For the transition, Plankers said he chose Microsoft's cloud-based Office 365 product because the university already used Outlook.

"It's just a really natural thing," said Matt McIllwain, an investor at Madrona Venture Group, about companies starting their cloud transition with email and other widely used office software from Microsoft. "It's easier and can be more cost effective to run it on the cloud, and let Microsoft worry about your Exchange servers."

Such thinking helps explain how Microsoft has become the second largest provider of cloud infrastructure, services and software, well ahead of Salesforce, Oracle and Google, according to a Goldman Sachs analysis.

The company announced Thursday that it was on track to generate $9.4 billion in annual cloud-based revenue, up from $5.5 billion a year ago.

Microsoft remains far behind market leader Amazon, but it has become the fastest-growing major cloud provider.
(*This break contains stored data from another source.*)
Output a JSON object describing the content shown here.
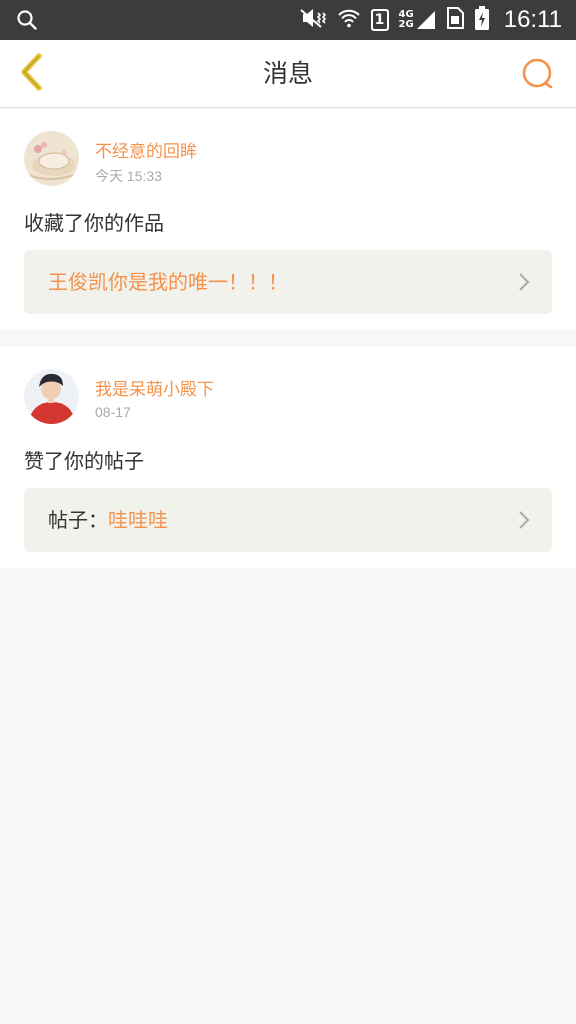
{
  "status_bar": {
    "time": "16:11",
    "sim_slot": "1",
    "network_top": "4G",
    "network_bottom": "2G",
    "icons": [
      "search-icon",
      "mute-vibrate-icon",
      "wifi-icon",
      "sim-icon",
      "signal-icon",
      "sim-card-icon",
      "battery-charging-icon"
    ]
  },
  "header": {
    "title": "消息",
    "back_icon": "chevron-left-icon",
    "search_icon": "search-icon"
  },
  "colors": {
    "accent": "#f4924c",
    "back_arrow": "#e8c530",
    "box_bg": "#f2f2ec"
  },
  "messages": [
    {
      "username": "不经意的回眸",
      "time": "今天 15:33",
      "action": "收藏了你的作品",
      "target_prefix": "",
      "target_text": "王俊凯你是我的唯一！！！"
    },
    {
      "username": "我是呆萌小殿下",
      "time": "08-17",
      "action": "赞了你的帖子",
      "target_prefix": "帖子：",
      "target_text": "哇哇哇"
    }
  ]
}
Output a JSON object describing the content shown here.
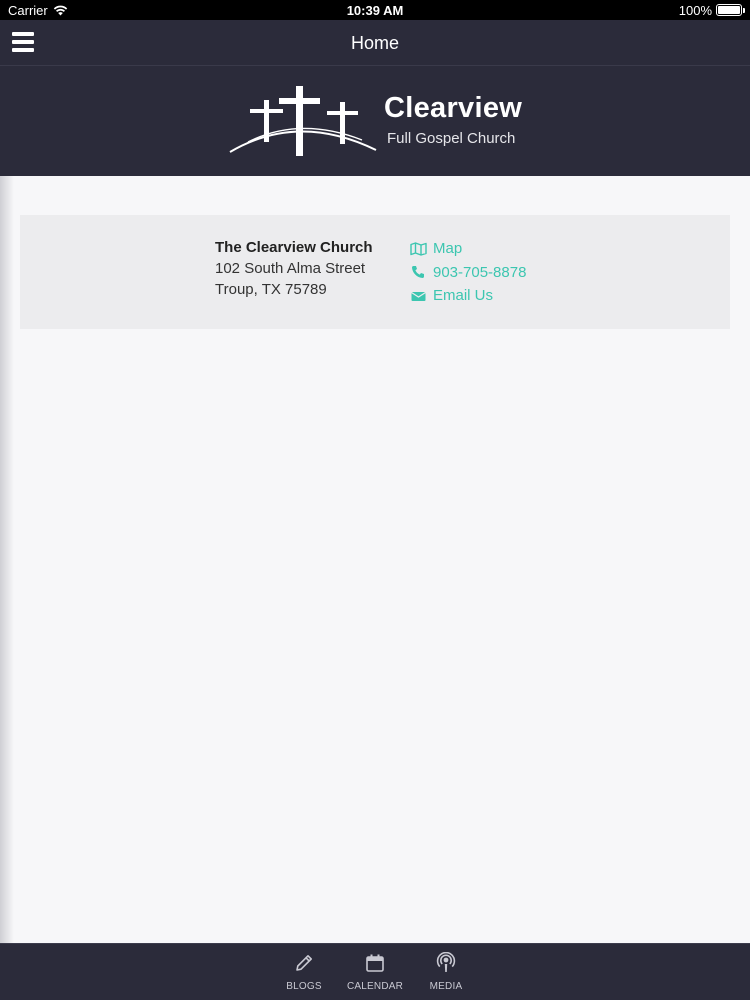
{
  "status_bar": {
    "carrier": "Carrier",
    "time": "10:39 AM",
    "battery_percent": "100%",
    "battery_level": 1.0
  },
  "nav": {
    "title": "Home",
    "menu_icon": "hamburger-menu-icon"
  },
  "logo": {
    "name": "Clearview",
    "subtitle": "Full Gospel Church",
    "mark_icon": "three-crosses-icon"
  },
  "info": {
    "name": "The Clearview Church",
    "address_line1": "102 South Alma Street",
    "address_line2": "Troup, TX 75789",
    "links": {
      "map": "Map",
      "phone": "903-705-8878",
      "email": "Email Us"
    }
  },
  "tabs": {
    "blogs": "BLOGS",
    "calendar": "CALENDAR",
    "media": "MEDIA"
  },
  "colors": {
    "nav_background": "#2b2b3a",
    "accent": "#3cc6b0",
    "content_background": "#f7f7f9",
    "card_background": "#ececee"
  }
}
Its key Azure business has more than doubled year on year, well above the 65 percent growth rate of market leader Amazon, according to Goldman.
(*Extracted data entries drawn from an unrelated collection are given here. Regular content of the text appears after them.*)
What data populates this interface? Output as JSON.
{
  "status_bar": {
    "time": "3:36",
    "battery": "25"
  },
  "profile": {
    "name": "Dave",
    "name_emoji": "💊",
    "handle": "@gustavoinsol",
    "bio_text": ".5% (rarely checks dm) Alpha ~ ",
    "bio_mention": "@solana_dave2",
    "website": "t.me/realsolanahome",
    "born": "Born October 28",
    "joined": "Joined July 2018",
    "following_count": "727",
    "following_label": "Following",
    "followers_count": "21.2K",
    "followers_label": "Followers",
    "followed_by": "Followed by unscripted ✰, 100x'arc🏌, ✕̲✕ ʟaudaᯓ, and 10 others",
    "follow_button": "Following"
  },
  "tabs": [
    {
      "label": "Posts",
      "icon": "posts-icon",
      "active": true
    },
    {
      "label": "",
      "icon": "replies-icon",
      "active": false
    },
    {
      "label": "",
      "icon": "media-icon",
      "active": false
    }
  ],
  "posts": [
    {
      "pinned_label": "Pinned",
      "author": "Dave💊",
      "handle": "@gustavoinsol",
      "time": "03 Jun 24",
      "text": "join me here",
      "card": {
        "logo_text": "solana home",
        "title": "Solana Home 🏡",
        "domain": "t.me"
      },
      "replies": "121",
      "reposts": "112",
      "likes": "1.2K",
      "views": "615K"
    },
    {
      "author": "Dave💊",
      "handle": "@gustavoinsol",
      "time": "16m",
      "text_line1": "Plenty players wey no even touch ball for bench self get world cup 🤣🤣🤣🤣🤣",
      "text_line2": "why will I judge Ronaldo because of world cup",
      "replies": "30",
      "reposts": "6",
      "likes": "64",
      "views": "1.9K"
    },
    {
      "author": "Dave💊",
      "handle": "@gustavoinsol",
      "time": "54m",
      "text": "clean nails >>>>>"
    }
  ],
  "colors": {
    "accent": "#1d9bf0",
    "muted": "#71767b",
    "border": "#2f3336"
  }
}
Microsoft has worked hard to exploit the advantage its mail software provides. "Maybe one of the first steps is you want to move your email. That's fine," says Takeshi Numoto, corporate vice president for cloud and enterprise marketing. "That gets us more opportunity to engage with customers."

Investor McIllwain called that strategy smart, because customers who move their Outlook email to Microsoft's cloud typically use a Microsoft directory service that controls access to that email. It then becomes simple to use that same directory to provide designated employees access to other data and services that are later moved to Microsoft's cloud.

The strategy isn't foolproof, however. Over seven months last year, Clif Bar, an Oakland, Calif.-based snack provider, moved all its Outlook email, along with other applications like document management and workflow, to Azure.

The company nevertheless moved its enterprise resource management to the cloud services of another longtime partner: Oracle.

As cloud services rapidly expand, Microsoft will have to demonstrate that its products are equal to, or better than, those of its competitors in both quality and price.

Currently, many companies favor Microsoft because it offers more flexibility in terms of moving software around, say from a company's own data center to the one it has outsourced to Azure, said Frank Gillett, an analyst at Forrester Research. But Amazon's AWS offers more types of tools, and has a longer track record selling cloud services, he said.